In the postoperative period, a decrease was observed in AR compared to the preoperative period (P<0.001); there was an increase in postoperative ejection fraction (EF) compared to the preoperative values (P<0.005) and a significant decrease in postoperative left ventricle diameters compared to the preoperative values (P<0.001). Kaplan-Meier analysis revealed one, two, four, and five-year freedom from moderate-severe AR as 95%, 91%, 87%, and 70%, respectively. Freedom from reoperation in one, two, and five years were 97.9%, 93.6%, and 81%, respectively. Eight patients (7.4%) underwent AVr during follow-up. Out of the remaining 100 patients, 13 (12%) had minimum AR, 52 (48%) had 1st-2nd degree AR, and 35 (32%) had 2nd-3rd degree AR during follow-up.

CONCLUSION

For the purpose of maintaining the native valve tissue, preserving the EF and the left ventricular end-diastolic diameter, valve-sparing surgeries should be preferred for appropriate patients.

摘要

引言

主动脉重建中使用的瓣膜再植入和重塑技术在早期、中期和长期均取得了成功的效果。我们介绍了110例主动脉瓣反流(AR)患者的早期和晚期经验,这些患者因主动脉夹层或主动脉瘤接受了主动脉瓣修复(AVr)或保留瓣膜的主动脉根部手术(VSARS)。

方法

利用患者数据库对1997年4月至2017年1月期间接受动脉瘤或夹层手术及主动脉瓣手术的982例患者进行分析。
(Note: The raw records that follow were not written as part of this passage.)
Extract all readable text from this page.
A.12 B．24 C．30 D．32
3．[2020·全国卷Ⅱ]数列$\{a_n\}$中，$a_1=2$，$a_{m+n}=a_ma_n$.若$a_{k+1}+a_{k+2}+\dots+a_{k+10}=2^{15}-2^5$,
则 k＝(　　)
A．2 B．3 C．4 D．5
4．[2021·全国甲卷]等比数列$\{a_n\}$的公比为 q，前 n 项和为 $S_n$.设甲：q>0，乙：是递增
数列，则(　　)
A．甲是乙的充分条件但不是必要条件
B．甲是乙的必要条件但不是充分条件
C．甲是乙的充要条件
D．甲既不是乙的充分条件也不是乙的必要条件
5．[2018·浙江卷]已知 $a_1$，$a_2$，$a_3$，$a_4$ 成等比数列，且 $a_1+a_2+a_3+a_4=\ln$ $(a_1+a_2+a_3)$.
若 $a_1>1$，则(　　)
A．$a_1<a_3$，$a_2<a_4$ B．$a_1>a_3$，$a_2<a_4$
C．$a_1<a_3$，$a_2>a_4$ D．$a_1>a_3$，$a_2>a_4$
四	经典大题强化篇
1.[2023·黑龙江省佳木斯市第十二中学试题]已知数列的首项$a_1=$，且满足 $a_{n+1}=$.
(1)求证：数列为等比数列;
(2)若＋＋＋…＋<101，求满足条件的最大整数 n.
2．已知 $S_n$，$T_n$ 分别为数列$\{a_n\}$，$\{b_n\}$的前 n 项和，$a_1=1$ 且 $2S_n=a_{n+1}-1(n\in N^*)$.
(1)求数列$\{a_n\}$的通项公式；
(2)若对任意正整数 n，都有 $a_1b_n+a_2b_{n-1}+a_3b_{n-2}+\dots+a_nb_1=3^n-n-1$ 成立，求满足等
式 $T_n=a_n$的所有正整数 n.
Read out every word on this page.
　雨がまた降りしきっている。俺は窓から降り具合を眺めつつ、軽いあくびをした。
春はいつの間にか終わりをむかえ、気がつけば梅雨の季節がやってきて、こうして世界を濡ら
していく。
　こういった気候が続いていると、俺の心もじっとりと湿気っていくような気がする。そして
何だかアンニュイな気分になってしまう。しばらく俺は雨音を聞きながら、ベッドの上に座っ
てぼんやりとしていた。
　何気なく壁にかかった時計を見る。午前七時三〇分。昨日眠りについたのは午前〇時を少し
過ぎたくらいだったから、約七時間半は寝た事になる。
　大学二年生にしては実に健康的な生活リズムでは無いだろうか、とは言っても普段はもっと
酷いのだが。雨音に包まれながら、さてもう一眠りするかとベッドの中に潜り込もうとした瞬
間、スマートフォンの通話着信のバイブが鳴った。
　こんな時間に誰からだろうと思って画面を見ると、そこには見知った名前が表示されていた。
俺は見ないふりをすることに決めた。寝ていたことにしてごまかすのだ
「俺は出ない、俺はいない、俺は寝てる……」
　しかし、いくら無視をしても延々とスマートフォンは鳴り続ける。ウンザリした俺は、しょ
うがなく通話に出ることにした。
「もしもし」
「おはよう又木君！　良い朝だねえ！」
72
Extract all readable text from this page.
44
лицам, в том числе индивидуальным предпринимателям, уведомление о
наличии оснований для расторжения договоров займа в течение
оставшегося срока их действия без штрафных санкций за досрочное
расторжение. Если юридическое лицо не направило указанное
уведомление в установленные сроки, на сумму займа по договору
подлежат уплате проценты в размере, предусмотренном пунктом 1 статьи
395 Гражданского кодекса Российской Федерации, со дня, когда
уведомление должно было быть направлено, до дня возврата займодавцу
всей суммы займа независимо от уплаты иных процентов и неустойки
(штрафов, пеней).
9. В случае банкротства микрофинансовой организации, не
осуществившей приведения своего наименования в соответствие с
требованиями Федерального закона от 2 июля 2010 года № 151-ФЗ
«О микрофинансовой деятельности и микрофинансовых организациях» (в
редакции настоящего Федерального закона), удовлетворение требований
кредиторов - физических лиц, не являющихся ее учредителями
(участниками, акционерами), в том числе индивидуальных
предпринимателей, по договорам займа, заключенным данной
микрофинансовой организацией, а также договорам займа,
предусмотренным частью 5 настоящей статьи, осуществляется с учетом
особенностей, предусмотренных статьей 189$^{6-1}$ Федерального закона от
本研究共纳入110例因主动脉夹层或主动脉瘤接受AVr或VSARS的AR患者。

结果

术后与术前相比,AR有所下降(P<0.001);术后射血分数(EF)较术前值有所增加(P<0.005),术后左心室直径较术前值显著减小(P<0.001)。Kaplan-Meier分析显示,中度至重度AR的1年、2年、4年和5年无事件生存率分别为95%、91%、87%和70%。1年、2年和5年的再次手术无事件生存率分别为97.9%、93.6%和81%。8例患者(7.4%)在随访期间接受了AVr。在其余100例患者中,13例(12%)在随访期间有最小程度的AR,52例(48%)有1-2级AR,35例(32%)有2-3级AR。

结论

为了保留天然瓣膜组织、维持EF和左心室舒张末期直径,对于合适的患者应首选保留瓣膜的手术。